Monday, January 11, 2016

A Bit of Frank Discussion...

I dislike the looks of pity, the expressions of "I'm so sorry," the fear I see in people's eyes when they don't know what to say so they just stare at me. It gets really old. I feel like slapping them on the face and telling them to buck up! I am not sorry I'm going through this. I don't want pity. I am just a person who is walking through mortality like everyone else. This trial may be more evident than other people's trials, but it certainly is not more difficult. If we could see other's trials we would be in awe of that person. But most of us have no clue what our neighbors are experiencing. We don't know the pain hidden in the heart. We don't feel their insecurities, their fears, their disappointments. Some experiences are more visible than others, but all are personally designed for us. Given the choice I would choose my trials and you would choose yours all over again.  

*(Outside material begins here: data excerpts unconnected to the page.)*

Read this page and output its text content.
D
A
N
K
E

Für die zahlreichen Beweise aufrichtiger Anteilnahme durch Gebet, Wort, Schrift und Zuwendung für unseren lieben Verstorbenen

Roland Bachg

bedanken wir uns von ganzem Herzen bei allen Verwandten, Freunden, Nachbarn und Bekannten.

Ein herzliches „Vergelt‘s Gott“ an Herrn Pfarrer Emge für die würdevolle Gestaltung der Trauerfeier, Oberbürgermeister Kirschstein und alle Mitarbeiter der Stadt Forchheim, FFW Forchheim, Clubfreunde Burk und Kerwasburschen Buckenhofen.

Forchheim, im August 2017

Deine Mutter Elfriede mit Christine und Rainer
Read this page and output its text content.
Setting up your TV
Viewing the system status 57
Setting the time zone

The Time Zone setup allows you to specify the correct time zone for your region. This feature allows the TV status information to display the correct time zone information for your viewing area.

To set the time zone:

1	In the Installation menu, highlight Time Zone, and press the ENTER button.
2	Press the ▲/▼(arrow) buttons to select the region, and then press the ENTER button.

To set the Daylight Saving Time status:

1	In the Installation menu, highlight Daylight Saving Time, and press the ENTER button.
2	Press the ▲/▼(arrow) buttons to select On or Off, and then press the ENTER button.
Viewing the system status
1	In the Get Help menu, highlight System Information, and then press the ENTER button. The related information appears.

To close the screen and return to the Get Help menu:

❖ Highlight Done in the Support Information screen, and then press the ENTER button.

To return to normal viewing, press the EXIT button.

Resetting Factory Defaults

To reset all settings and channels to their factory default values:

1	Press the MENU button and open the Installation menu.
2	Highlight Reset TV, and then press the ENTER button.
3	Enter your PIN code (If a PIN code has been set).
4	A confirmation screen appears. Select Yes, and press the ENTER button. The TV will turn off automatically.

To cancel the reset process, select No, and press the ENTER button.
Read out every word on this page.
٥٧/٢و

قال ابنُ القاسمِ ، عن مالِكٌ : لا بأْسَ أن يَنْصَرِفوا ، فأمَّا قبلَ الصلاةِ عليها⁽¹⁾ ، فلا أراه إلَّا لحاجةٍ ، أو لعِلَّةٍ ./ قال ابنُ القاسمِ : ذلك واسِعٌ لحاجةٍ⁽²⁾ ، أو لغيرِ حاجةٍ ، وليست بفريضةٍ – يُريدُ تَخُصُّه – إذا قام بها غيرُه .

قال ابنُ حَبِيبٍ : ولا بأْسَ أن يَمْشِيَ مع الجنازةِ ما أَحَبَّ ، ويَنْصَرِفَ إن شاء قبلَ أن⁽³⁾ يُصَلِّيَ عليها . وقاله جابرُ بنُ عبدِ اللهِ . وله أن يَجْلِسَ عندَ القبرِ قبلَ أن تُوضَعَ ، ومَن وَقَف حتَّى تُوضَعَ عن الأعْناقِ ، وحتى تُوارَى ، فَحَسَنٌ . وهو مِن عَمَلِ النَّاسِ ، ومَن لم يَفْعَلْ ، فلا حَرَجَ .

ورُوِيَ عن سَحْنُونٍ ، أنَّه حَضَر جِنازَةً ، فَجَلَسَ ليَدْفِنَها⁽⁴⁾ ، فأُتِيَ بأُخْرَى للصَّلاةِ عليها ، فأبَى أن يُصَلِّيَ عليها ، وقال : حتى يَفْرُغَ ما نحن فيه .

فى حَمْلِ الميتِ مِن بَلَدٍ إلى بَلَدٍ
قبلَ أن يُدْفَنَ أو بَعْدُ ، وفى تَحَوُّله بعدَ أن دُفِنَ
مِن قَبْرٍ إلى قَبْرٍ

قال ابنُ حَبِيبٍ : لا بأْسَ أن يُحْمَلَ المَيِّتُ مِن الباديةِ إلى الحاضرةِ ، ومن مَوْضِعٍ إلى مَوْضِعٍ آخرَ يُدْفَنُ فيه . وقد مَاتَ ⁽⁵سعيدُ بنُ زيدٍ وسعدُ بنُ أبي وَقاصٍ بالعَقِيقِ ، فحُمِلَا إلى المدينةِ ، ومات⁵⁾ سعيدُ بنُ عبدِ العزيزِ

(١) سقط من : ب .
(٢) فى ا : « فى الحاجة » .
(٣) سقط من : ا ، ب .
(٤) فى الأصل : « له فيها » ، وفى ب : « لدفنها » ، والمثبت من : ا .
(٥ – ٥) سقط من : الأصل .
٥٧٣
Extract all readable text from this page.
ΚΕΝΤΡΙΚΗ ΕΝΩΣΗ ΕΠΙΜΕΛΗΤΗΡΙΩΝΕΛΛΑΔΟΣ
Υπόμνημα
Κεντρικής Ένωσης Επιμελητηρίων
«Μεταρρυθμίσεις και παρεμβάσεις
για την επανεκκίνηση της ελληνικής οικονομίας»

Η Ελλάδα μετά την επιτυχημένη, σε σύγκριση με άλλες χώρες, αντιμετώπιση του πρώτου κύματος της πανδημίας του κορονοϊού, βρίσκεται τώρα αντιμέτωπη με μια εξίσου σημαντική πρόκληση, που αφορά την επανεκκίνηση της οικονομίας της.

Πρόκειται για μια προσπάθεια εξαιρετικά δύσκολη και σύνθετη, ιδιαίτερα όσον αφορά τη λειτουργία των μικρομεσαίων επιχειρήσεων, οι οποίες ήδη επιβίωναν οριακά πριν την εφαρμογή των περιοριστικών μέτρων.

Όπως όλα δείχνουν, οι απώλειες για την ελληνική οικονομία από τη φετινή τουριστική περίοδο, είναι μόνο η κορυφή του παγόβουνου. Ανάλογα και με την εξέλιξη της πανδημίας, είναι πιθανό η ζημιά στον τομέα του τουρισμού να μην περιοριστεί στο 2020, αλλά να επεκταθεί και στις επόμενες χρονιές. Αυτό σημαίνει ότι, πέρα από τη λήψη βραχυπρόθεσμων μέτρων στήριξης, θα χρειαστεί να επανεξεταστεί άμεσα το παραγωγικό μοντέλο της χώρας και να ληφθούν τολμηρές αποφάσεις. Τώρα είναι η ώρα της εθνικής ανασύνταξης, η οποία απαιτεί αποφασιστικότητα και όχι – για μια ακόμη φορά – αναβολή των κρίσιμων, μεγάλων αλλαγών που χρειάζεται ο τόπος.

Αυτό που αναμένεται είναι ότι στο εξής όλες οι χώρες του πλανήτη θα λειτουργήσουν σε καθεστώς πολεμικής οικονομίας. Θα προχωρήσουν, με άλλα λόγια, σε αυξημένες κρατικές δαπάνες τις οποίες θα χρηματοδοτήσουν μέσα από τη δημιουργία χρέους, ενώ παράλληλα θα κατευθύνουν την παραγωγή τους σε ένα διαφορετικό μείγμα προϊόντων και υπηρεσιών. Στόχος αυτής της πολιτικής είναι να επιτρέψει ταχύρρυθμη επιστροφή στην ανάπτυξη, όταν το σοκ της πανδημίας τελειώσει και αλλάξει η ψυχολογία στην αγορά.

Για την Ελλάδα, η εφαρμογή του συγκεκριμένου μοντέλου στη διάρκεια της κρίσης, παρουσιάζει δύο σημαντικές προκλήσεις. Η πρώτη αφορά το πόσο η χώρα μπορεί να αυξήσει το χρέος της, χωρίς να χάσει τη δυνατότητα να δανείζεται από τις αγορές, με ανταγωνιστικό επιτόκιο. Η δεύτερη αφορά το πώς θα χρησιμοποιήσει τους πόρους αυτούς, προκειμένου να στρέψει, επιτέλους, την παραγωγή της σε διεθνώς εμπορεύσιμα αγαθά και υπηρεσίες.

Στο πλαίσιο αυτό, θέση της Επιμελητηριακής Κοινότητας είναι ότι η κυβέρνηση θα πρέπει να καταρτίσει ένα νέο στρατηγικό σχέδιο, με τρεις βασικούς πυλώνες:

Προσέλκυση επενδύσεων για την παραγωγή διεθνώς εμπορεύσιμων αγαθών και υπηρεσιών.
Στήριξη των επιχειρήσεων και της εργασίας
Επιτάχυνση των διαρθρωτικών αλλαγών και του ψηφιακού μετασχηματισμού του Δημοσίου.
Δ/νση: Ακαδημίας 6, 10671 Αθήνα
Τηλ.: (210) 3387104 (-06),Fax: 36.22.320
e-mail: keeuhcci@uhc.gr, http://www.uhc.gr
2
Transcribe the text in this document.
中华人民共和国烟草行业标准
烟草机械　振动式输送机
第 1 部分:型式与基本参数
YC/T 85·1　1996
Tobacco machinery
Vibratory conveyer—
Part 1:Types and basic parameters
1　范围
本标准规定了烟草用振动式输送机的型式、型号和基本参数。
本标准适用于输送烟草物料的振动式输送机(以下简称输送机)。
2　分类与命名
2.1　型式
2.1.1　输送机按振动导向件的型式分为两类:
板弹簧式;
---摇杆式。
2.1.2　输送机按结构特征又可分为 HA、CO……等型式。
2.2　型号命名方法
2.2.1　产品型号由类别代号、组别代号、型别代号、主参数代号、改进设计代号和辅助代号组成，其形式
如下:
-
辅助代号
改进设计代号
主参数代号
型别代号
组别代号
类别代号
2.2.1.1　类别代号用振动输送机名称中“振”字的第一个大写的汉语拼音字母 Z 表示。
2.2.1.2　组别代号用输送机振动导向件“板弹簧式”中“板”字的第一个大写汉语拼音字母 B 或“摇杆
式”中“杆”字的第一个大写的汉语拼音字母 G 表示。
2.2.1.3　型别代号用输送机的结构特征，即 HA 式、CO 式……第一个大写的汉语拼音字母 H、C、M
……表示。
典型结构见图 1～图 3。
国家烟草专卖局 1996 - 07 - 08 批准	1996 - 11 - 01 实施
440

At times I feel lonely. I think we all do. Does that mean that my life is more difficult than others? Certainly not. At times I feel discouraged. At times I wonder if my efforts are making a difference. Other times I wonder if any other person can understand how I feel. That's when I turn to my Savior, because I know he understands. 

How are my children handling my being gone for treatments? How are they handling going to school with children not in their neighborhood? There is so much more in life than cancer. There is such a larger picture that I see parts of, but only parts. If I were to focus all of my attention on the limitations that disease brings into my life, well, that would be pretty depressing. I vote against that.